Avec son « Napoléon » époustouflant dans ses reconstitutions de batailles, Ridley Scott enrichit sa galerie de figures monstrueuses.
Tahar Rahim, Vanessa Kirby et Joaquin Phoenix.
Tahar Rahim, Vanessa Kirby et Joaquin Phoenix. (Crédits : © AIDAN MONAGHAN/APPLE)

Quel est donc le point commun entre Marlon Brando et Philippe Torreton, Christian Clavier et Rod Steiger, Aldo Maccione et James Mason, Pierre Mondy et Patrice Chéreau ? Tous font partie du club des acteurs qui à travers le monde ont revêtu les habits de l'empereur Napoléon Bonaparte, au cinéma ou à la télévision. Depuis 1895 et l'invention du cinématographe par les frères Lumière, on recense plus de 1 000 films et téléfilms qui ont fait revivre Napoléon, avec plus ou moins de vraisemblance historique, plus ou moins de ressemblance physique, plus ou moins de sérieux. Choisi par Ridley Scott, Joaquin Phoenix vient donc de rejoindre ce club des 1 000.

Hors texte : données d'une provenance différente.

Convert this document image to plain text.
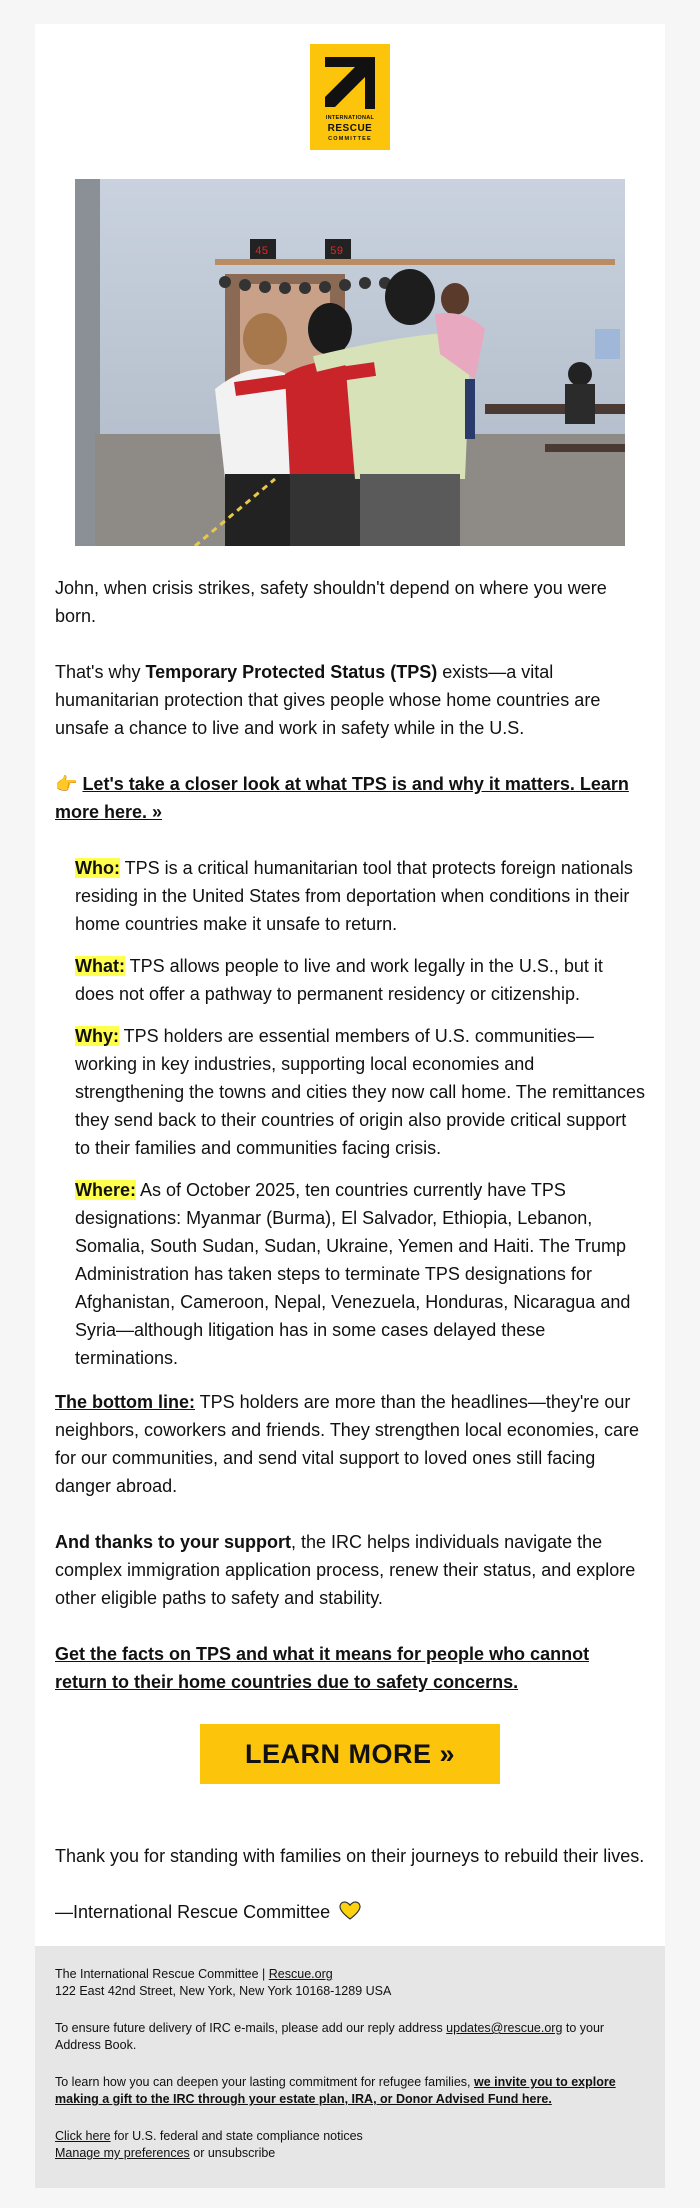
INTERNATIONAL
RESCUE
COMMITTEE
45	59

John, when crisis strikes, safety shouldn't depend on where you were born.

That's why Temporary Protected Status (TPS) exists—a vital humanitarian protection that gives people whose home countries are unsafe a chance to live and work in safety while in the U.S.

👉 Let's take a closer look at what TPS is and why it matters. Learn more here. »

Who: TPS is a critical humanitarian tool that protects foreign nationals residing in the United States from deportation when conditions in their home countries make it unsafe to return.

What: TPS allows people to live and work legally in the U.S., but it does not offer a pathway to permanent residency or citizenship.

Why: TPS holders are essential members of U.S. communities—working in key industries, supporting local economies and strengthening the towns and cities they now call home. The remittances they send back to their countries of origin also provide critical support to their families and communities facing crisis.

Where: As of October 2025, ten countries currently have TPS designations: Myanmar (Burma), El Salvador, Ethiopia, Lebanon, Somalia, South Sudan, Sudan, Ukraine, Yemen and Haiti. The Trump Administration has taken steps to terminate TPS designations for Afghanistan, Cameroon, Nepal, Venezuela, Honduras, Nicaragua and Syria—although litigation has in some cases delayed these terminations.

The bottom line: TPS holders are more than the headlines—they're our neighbors, coworkers and friends. They strengthen local economies, care for our communities, and send vital support to loved ones still facing danger abroad.

And thanks to your support, the IRC helps individuals navigate the complex immigration application process, renew their status, and explore other eligible paths to safety and stability.

Get the facts on TPS and what it means for people who cannot return to their home countries due to safety concerns.

LEARN MORE »

Thank you for standing with families on their journeys to rebuild their lives.

—International Rescue Committee

The International Rescue Committee | Rescue.org
122 East 42nd Street, New York, New York 10168-1289 USA
To ensure future delivery of IRC e-mails, please add our reply address updates@rescue.org to your Address Book.
To learn how you can deepen your lasting commitment for refugee families, we invite you to explore making a gift to the IRC through your estate plan, IRA, or Donor Advised Fund here.
Click here for U.S. federal and state compliance notices
Manage my preferences or unsubscribe
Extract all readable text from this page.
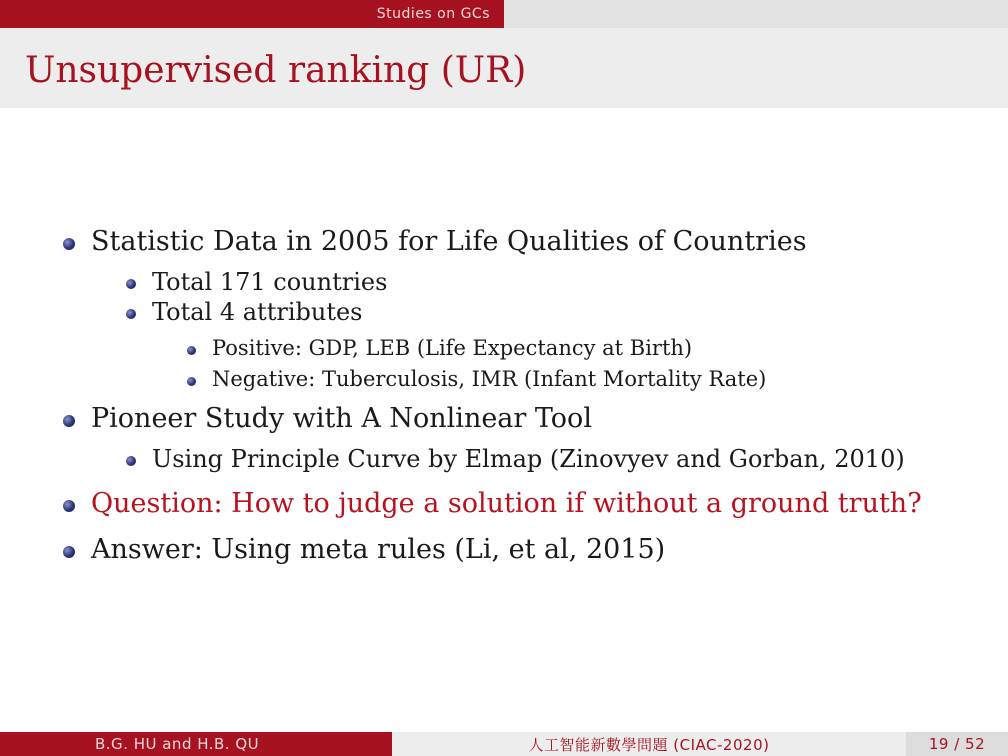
Studies on GCs
Unsupervised ranking (UR)
Statistic Data in 2005 for Life Qualities of Countries
Total 171 countries
Total 4 attributes
Positive: GDP, LEB (Life Expectancy at Birth)
Negative: Tuberculosis, IMR (Infant Mortality Rate)
Pioneer Study with A Nonlinear Tool
Using Principle Curve by Elmap (Zinovyev and Gorban, 2010)
Question: How to judge a solution if without a ground truth?
Answer: Using meta rules (Li, et al, 2015)
B.G. HU and H.B. QU	人工智能新數學問題 (CIAC-2020)	19 / 52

Et pour le cinéaste, c'est d'abord un drôle de retour à ses propres sources. Il a déjà près de 40 ans quand sort son splendide premier film, Les Duellistes, adapté d'une nouvelle de Joseph Conrad. Il y raconte l'histoire mouvementée de deux officiers de la Grande Armée qui passent leur vie à se battre en duel, en marge de l'épopée militaire napoléonienne en Europe. La dernière image du film est comme l'annonce de ce Napoléon 2023 : on voit l'un des deux protagonistes, joué par Harvey Keitel, coiffé d'un bicorne comme il se doit et qui contemple une vallée qu'inonde un soleil naissant !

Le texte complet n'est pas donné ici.